Globale Entwicklungen und lokale Perspektiven
Der zweite Konferenztag stand im Zeichen der Entwicklungen im weltweiten Pharmamarkt und beschäftigte sich zudem mit den Perspektiven des deutschen Gesundheitswesens bzw. der Gesundheitspolitik hierzulande in den nächsten Jahren.
Wartenberg stellte in seinem Eröffnungsvortrag einige globale Markttrends vor. So zeige sich im globalen Pharmamarkt dank des weitgehend überwundenen "Patent Cliffs" (Patentklippe: Patentabläufe der letzten Jahre in Milliardenhöhe) ein Aufwärtstrend und ein niedrig zweistelliges Wachstum in den "pharmerging" (aufstrebenden) Märkten. China und die USA stellten im Wesentlichen die Wachstumstreiber. Hinsichtlich der Entwicklungen bei einzelnen Therapiegebieten zeigten sich zwischen den etablierten und den "pharmerging" Märkten Unterschiede. So stehen in ersteren nach Ausgaben bspw. Krebstherapeutika an der Spitze, während in letzteren Schmerzmittel und Antibiotika die Top-Bereiche bilden. Biologika zählten weiterhin zu den wachstumsstarken Präparaten.
Für den Erfolg von Unternehmen im Markt zeichnen sich bestimmte Strategien ab. So sind immer mehr "kleinere" Unternehmen innovativ in der Forschung, während sich große Firmen in der Folge um die Zulassung und Kommerzialisierung der Präparate kümmern. Kostendämpfungsmaßnahmen seien inzwischen auch in den aufstrebenden Ländern üblich.

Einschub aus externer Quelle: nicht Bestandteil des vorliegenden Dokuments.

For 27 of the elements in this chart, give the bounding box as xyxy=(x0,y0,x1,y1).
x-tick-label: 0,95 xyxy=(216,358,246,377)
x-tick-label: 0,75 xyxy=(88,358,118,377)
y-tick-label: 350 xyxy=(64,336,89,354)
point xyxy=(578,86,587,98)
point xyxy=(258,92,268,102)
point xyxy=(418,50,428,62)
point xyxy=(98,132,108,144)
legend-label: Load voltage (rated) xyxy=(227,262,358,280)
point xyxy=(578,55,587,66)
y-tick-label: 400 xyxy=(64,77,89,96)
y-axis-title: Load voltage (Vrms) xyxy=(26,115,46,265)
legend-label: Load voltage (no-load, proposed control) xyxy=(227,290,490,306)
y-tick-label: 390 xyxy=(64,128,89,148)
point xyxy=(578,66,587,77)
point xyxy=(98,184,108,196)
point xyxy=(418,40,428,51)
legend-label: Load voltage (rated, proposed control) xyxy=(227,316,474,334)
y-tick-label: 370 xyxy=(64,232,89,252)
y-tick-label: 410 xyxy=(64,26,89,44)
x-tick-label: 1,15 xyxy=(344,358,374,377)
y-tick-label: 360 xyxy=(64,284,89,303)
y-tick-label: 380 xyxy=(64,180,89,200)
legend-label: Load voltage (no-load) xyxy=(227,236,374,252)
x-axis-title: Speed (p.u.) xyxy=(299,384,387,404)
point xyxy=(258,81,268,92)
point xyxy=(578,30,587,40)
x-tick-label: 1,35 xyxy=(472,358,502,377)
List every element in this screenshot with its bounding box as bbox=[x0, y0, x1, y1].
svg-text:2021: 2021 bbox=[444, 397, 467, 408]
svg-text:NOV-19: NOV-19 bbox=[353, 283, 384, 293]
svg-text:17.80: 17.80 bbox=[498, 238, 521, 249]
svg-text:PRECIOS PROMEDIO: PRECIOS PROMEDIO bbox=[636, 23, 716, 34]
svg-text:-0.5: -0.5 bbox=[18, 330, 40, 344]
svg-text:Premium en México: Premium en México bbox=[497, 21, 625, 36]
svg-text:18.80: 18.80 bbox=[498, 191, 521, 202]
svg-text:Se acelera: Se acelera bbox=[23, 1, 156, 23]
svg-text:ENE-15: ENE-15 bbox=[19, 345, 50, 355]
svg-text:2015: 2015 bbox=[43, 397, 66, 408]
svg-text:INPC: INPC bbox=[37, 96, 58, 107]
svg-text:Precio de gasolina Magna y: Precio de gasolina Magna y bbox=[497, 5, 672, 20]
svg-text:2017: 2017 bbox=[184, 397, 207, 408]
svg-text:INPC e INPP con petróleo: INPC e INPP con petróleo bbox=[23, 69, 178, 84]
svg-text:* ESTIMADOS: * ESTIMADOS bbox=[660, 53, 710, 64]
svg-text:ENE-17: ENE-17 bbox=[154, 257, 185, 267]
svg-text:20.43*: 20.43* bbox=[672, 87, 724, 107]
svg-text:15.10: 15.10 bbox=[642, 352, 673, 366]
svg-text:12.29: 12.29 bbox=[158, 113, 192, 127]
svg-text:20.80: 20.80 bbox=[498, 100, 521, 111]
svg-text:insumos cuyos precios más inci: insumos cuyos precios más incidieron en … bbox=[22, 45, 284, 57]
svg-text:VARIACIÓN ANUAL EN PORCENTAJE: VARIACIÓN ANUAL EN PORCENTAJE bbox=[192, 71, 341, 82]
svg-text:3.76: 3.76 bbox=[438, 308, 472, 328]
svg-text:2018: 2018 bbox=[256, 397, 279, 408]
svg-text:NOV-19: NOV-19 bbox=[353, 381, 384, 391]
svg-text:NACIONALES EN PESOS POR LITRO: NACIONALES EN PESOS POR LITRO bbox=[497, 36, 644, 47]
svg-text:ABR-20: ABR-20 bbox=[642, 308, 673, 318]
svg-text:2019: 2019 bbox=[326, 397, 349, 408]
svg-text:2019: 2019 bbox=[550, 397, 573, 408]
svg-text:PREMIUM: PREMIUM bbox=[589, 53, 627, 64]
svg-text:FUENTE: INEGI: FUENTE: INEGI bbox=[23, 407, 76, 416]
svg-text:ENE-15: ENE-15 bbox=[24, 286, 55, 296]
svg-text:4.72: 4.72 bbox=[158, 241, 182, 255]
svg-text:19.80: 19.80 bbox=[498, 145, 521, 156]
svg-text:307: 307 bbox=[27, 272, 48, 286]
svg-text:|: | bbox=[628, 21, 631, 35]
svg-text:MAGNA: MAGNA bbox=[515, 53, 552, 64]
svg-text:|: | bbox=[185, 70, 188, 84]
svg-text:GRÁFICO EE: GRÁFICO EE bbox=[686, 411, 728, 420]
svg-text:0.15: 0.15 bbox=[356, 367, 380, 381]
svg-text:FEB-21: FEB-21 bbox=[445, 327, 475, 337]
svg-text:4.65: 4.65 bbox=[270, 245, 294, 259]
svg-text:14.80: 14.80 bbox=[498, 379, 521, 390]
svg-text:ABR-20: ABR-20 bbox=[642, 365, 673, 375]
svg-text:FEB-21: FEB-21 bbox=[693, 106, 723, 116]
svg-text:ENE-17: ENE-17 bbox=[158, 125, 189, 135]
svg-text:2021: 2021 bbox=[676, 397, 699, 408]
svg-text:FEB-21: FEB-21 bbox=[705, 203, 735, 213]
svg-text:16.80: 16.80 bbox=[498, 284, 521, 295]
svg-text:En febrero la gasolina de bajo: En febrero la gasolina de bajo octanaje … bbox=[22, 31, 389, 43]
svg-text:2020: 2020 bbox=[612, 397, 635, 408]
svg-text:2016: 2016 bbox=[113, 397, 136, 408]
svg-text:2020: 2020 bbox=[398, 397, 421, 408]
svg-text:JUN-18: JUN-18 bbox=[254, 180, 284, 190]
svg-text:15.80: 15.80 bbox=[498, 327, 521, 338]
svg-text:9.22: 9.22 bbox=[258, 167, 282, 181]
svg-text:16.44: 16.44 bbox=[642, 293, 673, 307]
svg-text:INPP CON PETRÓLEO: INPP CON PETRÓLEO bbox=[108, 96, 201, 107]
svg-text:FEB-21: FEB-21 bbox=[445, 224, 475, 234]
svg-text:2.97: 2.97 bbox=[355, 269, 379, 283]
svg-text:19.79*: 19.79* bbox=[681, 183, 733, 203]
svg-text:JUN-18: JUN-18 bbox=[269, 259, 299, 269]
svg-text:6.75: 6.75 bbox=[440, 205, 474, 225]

Wartenberg benannte des Weiteren eine Reihe von Vorboten des Wandels im globalen Markt, die für Gesundheitsausgaben immer mehr vernetzte Betrachtungen notwendig machen. Das Spannungsfeld zwischen Innovation und Bezahlbarkeit werde weiterhin eine Rolle spielen. In etwa zehn Jahren werde der Markt sich als outcome-getrieben darstellen, der Nutzen von Therapien wird dann das entscheidende Kriterium für deren Einsatz und maßgeblich von Technologie bestimmt sein. Medikamente werden für mehr Menschen als je zuvor verfügbar sein.
Lokale Bezüge hatten die drei weiteren Nachfolgepräsentationen. Einen Ausblick auf Schwerpunkte der deutschen Gesundheitspolitik in der 18. Legislaturperiode des Deutschen Bundestags gab Dr. Thomas Portz, Director Governmental Affairs bei IMS Health. Er skizzierte zu einer Bandbreite verschiedener Themen jeweils mögliche Regelungen und Entwicklungen und ging davon aus, dass Arzneimittel nicht im Fokus der nächsten Gesetzesvorhaben stehen.
Im Anschluss erörterte Roger Jaeckel, Leiter Gesundheitspolitik bei Glaxo SmithKline, Herausforderungen des deutschen Gesundheitswesens aus industriepolitischer Sicht. Einen Schwerpunkt seiner Betrachtung bildete der geplante Innovationsfonds zur Förderung einer sektorübergreifenden Versorgung. Als Fazit ergibt sich für Jaeckel, dass innovative Versorgungsformen allein nicht mehr Patientenorientierung im Gesundheitswesen garantieren.
Guido Michels von der Treuhand Hannover Steuerberatungsgesellschaft skizzierte in seinem Vortrag zum Thema "Zukunft Apotheke" zunächst die rückläufige Anzahl der Apotheken in Deutschland in den letzten zehn Jahren und verwies auf mehrere Ursachen für diese Entwicklung. Die pharmazeutische Industrie sei ein wertvoller Partner für die Apotheken, wenn sie es schaffe, zukünftige Entwicklungsprozesse zu begleiten.